I like the camera work here, pursuing those lives on unusual angles, being blocked by obstacles, obfuscated by light and obscured by shadows, as if the point of view on the movie was one of a discreet ghost: hiding things and then focusing on powerful details.
The cold coloring reminded me of "21 grams" and that feeling was there all along, reinforced by the eventual clash of unsuspected characters and even on the first time a sketch of a song appears on the movie (the lonesome guitar chords), although here we don't get to see much of the surroundings, the birds, the wreckage, but relatable claustrophobic settings, from weary hallways and heavy bedrooms to one's escape through an extended submersion in a pool.
Something harsh is about to happen or is it that it already did?

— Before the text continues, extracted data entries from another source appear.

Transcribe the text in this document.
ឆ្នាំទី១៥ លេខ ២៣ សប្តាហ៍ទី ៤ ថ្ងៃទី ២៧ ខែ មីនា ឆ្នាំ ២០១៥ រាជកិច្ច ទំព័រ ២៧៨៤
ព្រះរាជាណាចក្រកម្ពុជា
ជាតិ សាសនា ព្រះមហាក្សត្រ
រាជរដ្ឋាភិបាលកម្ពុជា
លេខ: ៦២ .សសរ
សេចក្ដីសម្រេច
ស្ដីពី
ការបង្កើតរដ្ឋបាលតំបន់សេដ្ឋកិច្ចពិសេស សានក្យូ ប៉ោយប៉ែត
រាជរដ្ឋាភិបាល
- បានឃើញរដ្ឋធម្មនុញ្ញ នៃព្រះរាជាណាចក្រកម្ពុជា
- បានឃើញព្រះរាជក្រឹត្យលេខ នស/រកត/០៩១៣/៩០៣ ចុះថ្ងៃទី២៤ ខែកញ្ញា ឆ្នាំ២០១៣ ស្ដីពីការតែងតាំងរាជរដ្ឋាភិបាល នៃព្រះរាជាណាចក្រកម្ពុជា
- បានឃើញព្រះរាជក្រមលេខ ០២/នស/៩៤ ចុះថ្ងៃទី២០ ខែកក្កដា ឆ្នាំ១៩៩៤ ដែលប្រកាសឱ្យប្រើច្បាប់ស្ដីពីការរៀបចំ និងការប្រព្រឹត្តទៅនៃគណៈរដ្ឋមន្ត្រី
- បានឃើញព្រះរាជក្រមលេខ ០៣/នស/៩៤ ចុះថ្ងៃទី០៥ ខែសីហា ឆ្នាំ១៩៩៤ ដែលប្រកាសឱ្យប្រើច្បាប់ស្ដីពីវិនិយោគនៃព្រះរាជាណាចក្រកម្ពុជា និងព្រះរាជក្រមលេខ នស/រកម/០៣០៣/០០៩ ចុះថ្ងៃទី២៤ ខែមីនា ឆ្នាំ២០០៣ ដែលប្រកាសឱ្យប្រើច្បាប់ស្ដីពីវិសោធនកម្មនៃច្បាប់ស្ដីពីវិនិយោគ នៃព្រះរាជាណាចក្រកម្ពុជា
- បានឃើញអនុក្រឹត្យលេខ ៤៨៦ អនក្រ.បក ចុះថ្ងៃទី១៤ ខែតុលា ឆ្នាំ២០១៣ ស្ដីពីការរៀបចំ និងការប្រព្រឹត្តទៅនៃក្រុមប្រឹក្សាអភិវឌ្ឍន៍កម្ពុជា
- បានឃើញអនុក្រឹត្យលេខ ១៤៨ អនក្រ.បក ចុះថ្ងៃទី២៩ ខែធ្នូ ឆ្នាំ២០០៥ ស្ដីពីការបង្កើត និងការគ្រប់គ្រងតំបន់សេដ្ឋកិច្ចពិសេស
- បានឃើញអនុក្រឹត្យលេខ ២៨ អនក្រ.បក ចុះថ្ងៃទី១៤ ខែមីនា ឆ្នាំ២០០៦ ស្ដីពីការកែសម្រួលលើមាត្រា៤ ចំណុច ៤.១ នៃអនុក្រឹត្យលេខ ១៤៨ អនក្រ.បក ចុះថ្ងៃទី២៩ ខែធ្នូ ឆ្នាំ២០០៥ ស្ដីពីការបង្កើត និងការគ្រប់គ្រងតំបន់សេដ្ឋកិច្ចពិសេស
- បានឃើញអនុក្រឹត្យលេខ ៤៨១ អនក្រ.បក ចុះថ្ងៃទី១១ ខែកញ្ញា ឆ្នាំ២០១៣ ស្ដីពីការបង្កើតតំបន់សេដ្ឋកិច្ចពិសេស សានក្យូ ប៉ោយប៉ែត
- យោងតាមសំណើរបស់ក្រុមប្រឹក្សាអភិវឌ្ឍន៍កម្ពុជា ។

We don't know. We won't know it.
The cold colors in here and in a smaller amount the sparse music are where the "21 grams" both start and terminate. On that movie, we get some closure, although full of despair; the random encounters become meaningful ones. The story connects and instead of losings its poetic power to impress and stun us, it's rather the opposite: it flourishes, even though that flower is bound to death. It's nothing close to this heavy yet beautiful portrayal of life that "A Zona" ("Uprise", poorly translated) gives us. It gives us close to nothing.
The answers, naïvely I thought, would come along way down the road, but more than half a movie on, they didn't. And the truth is, they won't. As much as I've liked the camerawork, the photography (and I have to emphasize: for the first half or so of the movie; beyond that point, even this told me nothing), I wouldn't recommend this movie to anyone.
There are better portrayals of despair and loneliness out there.